On 05/11/2016 08:49 AM, Peter Krempa wrote:
On Wed, May 11, 2016 at 07:53:07 -0400, John Ferlan wrote:
>
>
> On 05/11/2016 07:36 AM, Peter Krempa wrote:
>> The master key generation is using host state to get the random bytes.
>> Currently it's not used so it doesn't break any tests, but it may become
>> a problem in the future.
>>
>> Fix it by mocking qemuDomainGenerateRandomKey. This is possible after
>> exporting it and switching to the dynamically linked qemu driver object
>> for tests.
>> ---
>> This also makes the test not call any gnutls function which crashed certain
>> gnutls versions as we did not initialize it (gnutls_global_init()). It may be
>> also worth adding the call to virtTestMain so that tests don't run into that
>> problem, but I'm not totaly persuaded that it's a good idea.
>>
>> src/qemu/qemu_domain.c | 2 +-
>> src/qemu/qemu_domain.h | 2 ++
>> tests/Makefile.am | 2 +-
>> tests/qemuxml2argvmock.c | 21 +++++++++++++++++++++
>> 4 files changed, 25 insertions(+), 2 deletions(-)
>>
>
> I think I addressed this in patch 2 of my series:
>
>
http://www.redhat.com/archives/libvir-list/2016-May/msg00444.html
I didn't notice it since it was together with other stuff. I've reviewed
that series. Looking at the code I think this patch is a bit cleaner
than the approach used in the linked patch.

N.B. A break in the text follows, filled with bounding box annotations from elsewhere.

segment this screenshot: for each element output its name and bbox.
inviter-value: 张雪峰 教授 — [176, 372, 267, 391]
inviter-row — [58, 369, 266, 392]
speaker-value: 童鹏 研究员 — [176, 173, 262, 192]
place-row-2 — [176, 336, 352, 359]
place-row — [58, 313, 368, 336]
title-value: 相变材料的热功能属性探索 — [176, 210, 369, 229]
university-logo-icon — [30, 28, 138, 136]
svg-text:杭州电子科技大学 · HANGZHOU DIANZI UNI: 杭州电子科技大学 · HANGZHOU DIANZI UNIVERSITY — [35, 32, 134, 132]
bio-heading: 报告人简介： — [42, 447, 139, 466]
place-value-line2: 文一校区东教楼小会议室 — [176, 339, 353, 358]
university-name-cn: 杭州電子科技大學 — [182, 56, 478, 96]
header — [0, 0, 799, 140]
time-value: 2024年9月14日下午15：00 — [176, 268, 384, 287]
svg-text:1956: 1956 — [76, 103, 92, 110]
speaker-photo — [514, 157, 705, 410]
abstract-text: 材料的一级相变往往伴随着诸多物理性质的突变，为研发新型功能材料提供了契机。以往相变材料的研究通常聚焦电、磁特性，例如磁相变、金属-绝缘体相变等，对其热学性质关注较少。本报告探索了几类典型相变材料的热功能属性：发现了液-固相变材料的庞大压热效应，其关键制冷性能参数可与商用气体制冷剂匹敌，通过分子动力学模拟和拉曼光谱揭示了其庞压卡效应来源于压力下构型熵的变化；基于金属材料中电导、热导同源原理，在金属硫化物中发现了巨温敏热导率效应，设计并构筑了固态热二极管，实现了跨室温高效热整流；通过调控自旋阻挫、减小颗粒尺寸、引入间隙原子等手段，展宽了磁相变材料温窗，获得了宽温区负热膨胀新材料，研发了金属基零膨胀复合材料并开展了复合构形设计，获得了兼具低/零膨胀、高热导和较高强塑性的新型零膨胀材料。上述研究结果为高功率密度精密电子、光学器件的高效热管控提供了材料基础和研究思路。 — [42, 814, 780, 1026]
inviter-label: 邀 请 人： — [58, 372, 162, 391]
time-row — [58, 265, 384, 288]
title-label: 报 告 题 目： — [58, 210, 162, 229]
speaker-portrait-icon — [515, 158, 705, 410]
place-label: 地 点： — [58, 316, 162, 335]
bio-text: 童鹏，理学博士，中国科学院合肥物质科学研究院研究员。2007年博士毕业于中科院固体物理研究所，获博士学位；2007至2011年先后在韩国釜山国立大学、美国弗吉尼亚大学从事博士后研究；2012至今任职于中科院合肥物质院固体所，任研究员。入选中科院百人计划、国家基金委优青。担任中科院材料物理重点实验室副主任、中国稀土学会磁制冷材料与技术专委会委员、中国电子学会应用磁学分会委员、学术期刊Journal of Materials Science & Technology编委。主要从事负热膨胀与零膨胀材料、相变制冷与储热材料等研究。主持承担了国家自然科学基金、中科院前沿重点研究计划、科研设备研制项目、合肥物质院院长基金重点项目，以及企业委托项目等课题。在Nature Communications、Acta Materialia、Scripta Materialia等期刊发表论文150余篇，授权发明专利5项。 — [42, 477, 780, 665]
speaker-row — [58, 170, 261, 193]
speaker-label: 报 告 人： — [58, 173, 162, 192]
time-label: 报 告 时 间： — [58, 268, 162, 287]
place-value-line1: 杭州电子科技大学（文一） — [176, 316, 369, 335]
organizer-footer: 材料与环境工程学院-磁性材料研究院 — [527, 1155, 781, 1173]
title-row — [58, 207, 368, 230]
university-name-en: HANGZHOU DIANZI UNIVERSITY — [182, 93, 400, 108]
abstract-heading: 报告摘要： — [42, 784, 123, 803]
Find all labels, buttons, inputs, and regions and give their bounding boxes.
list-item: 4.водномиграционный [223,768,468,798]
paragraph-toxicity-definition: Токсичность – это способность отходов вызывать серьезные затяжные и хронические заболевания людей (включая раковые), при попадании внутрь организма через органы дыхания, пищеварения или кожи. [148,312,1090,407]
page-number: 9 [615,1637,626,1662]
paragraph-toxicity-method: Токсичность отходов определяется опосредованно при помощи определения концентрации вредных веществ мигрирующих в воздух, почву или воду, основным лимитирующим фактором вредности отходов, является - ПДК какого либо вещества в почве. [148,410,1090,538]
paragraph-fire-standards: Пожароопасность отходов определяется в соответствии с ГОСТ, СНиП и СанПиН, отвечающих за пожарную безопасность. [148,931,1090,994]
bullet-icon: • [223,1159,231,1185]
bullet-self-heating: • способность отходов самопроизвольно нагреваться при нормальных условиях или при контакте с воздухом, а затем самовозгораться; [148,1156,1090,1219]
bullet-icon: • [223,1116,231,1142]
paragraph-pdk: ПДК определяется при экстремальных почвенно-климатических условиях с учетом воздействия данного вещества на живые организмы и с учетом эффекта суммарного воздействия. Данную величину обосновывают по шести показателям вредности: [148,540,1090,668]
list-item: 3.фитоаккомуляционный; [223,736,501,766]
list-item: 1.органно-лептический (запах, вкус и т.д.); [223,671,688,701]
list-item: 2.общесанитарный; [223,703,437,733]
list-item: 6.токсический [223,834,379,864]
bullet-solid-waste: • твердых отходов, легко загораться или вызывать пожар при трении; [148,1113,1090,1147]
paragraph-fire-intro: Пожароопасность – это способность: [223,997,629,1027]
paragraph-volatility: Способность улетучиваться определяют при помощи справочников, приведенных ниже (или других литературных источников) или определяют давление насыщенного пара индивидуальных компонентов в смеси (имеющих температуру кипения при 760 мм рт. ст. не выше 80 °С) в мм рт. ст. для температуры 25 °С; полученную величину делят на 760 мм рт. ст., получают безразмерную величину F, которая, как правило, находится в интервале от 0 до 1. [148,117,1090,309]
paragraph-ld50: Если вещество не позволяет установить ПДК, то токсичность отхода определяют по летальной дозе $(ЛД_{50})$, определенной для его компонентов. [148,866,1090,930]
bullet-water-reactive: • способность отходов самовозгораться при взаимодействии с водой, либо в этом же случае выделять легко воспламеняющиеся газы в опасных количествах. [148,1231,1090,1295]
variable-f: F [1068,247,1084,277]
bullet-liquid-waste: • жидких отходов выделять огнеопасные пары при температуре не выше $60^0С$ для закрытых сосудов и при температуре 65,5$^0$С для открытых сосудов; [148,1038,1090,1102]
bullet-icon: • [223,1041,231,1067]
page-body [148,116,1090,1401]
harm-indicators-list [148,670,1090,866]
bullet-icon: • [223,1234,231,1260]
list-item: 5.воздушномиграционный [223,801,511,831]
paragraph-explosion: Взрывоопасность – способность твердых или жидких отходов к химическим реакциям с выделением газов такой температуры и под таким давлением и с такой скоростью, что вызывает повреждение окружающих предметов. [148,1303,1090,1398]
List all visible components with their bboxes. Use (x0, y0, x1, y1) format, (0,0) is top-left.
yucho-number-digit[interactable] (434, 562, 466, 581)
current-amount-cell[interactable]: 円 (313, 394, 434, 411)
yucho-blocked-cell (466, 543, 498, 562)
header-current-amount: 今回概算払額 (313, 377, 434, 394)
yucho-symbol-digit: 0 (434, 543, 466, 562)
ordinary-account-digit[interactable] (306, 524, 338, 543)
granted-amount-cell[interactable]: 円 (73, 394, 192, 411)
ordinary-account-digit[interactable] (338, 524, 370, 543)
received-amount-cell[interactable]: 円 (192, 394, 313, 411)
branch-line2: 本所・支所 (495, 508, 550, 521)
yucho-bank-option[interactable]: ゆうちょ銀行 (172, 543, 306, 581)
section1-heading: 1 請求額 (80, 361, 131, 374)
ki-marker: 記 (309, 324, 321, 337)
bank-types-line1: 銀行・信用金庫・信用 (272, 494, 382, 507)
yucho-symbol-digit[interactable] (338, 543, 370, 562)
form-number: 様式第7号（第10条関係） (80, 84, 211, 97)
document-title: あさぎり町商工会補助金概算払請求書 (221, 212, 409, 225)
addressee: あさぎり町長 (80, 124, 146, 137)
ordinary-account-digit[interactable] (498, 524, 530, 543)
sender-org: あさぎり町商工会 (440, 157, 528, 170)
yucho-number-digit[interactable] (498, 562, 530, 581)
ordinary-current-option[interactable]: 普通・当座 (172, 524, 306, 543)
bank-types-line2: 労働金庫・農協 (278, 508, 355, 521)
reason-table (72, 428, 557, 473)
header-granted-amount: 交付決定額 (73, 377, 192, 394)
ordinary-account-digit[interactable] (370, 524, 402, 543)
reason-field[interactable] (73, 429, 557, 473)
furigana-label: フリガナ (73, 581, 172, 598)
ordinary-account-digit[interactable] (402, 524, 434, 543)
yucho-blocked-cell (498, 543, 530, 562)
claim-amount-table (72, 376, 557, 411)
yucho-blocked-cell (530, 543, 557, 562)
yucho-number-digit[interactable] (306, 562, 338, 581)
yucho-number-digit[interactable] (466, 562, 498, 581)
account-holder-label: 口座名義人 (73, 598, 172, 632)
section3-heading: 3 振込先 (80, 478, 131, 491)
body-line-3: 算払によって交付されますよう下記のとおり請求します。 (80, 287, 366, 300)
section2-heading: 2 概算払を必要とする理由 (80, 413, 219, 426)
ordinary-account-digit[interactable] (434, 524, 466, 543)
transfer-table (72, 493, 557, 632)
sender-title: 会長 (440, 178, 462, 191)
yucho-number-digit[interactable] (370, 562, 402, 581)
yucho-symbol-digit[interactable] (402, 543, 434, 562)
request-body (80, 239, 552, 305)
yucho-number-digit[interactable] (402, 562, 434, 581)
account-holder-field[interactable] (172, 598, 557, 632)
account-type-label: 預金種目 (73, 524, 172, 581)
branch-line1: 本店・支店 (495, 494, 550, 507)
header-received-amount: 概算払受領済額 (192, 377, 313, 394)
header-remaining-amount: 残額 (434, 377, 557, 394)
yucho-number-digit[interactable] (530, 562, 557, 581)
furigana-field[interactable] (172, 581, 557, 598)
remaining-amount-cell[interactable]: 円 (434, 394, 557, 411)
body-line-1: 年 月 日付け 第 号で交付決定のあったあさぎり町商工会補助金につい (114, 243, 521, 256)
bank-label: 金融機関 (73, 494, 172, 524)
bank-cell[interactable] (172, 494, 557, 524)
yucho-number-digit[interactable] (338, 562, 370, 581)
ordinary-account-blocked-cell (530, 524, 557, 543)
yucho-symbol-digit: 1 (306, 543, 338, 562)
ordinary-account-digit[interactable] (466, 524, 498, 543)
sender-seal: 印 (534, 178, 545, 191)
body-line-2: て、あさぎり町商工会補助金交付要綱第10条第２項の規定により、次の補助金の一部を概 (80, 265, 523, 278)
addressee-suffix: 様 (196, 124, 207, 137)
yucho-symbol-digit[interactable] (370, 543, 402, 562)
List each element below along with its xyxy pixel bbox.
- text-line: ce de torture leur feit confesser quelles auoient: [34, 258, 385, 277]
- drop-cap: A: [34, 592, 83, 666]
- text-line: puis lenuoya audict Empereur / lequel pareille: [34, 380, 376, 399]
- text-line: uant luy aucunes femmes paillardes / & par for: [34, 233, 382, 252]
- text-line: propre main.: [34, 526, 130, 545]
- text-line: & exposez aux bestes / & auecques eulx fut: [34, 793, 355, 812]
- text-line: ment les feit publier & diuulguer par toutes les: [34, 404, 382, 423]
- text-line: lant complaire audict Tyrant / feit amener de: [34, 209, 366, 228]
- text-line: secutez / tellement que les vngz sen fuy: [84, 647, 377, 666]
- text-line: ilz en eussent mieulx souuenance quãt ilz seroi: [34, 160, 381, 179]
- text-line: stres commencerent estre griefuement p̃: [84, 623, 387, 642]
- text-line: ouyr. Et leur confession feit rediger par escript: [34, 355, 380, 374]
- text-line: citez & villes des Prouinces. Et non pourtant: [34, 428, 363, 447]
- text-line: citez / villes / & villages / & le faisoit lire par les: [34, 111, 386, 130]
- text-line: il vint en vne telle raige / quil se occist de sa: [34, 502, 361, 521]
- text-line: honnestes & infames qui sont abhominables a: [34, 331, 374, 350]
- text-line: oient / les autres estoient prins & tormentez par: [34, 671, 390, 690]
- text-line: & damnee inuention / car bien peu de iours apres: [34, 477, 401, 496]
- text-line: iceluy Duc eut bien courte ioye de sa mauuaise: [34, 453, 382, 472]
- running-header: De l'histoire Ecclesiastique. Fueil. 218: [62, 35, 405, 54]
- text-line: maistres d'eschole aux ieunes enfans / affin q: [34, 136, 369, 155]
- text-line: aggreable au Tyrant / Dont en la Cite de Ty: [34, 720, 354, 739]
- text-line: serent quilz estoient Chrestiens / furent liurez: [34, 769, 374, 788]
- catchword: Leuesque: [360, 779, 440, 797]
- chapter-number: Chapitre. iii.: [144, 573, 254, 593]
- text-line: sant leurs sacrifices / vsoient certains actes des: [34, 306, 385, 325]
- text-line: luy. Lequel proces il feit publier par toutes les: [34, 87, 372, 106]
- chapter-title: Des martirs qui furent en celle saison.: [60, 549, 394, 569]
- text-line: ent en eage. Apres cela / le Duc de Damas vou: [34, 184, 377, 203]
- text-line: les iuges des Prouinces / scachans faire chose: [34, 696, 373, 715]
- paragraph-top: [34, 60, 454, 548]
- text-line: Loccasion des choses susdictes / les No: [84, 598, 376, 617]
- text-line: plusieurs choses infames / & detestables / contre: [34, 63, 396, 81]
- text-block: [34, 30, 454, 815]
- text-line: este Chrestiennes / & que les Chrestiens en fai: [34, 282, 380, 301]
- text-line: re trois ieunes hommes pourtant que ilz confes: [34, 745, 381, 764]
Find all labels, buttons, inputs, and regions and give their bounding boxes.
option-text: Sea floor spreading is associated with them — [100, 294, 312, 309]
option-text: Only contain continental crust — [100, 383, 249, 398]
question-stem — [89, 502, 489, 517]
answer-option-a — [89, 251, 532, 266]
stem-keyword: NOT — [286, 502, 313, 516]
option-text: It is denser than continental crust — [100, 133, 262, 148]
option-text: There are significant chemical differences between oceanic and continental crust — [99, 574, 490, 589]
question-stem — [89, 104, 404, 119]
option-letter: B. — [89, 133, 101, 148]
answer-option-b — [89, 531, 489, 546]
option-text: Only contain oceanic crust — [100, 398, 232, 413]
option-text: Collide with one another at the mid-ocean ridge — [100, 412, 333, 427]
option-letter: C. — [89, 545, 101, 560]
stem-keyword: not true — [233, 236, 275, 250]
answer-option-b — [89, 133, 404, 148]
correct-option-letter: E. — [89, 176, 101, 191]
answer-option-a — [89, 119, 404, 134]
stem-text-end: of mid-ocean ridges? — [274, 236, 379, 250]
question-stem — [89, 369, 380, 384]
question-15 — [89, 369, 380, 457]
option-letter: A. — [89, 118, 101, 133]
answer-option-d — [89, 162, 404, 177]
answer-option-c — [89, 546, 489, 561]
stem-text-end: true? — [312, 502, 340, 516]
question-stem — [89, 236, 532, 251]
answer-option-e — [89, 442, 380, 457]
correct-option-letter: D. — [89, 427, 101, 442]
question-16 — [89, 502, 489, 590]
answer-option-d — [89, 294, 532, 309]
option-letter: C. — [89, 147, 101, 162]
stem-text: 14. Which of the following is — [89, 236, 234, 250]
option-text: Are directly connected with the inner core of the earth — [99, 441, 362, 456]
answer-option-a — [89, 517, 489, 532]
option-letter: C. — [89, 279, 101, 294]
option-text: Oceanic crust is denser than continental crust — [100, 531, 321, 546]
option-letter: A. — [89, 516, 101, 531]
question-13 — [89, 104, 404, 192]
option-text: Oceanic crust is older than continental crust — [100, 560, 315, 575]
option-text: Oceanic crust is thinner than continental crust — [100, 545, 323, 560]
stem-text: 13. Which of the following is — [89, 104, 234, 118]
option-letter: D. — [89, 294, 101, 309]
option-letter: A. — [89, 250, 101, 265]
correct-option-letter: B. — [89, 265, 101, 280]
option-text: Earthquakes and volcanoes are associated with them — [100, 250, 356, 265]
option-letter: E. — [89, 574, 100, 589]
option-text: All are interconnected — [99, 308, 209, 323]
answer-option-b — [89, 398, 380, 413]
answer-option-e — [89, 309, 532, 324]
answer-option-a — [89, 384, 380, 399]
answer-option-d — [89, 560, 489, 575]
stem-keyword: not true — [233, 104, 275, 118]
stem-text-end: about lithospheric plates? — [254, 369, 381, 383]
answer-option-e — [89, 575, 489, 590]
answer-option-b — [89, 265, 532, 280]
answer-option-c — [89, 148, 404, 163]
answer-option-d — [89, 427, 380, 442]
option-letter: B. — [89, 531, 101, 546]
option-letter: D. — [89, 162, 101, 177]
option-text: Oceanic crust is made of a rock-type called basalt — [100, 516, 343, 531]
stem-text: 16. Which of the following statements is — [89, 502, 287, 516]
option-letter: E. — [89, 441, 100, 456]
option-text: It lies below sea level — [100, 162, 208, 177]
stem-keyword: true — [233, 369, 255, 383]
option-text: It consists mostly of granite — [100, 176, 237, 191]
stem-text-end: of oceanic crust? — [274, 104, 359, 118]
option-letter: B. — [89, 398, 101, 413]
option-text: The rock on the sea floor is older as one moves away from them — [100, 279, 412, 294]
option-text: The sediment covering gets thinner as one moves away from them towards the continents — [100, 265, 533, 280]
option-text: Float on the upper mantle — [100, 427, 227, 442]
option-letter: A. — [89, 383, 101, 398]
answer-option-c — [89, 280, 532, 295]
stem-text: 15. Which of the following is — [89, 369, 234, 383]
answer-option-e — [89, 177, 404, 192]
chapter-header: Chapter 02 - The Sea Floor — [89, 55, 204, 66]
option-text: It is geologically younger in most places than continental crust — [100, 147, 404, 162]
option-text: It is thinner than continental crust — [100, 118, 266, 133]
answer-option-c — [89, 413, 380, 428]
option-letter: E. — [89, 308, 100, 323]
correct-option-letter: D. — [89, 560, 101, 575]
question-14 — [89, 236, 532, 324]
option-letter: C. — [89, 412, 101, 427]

IDC either way for the implementation... It'll adjust my series insomuch
as I the 'answer' I expect in the .args file for the 'iv' and encoded
masterKey, but I can deal with that.
One reason I mocked virRandomBytes was based on suggestion, but also
because it was used by virUUIDGenerate and that could mean we can
generate output xml/args from input that doesn't have a uuid since we
can predict the answer.
Also, "theoretically speaking" virStorageGenerateQcowPassphrase could
call virRandomBytes (with a couple of adjustments) instead of going to
/dev/urandom... Anything in the future which may use virRandomBytes
could also get predictable answers (while it's not written now, I'm
thinking the changes that would support luks may find it useful).
Basically, anything else that needs to perhaps get a "random" string of
bytes could then get predictable answers if virRandomBytes is changed.
I'm OK with this method, although I am wondering if it would be better
to mock virRandomBytes instead?
John
Additionally this also switches right away to the shared object qemu
driver which allows to mock functions in the qemu driver directly.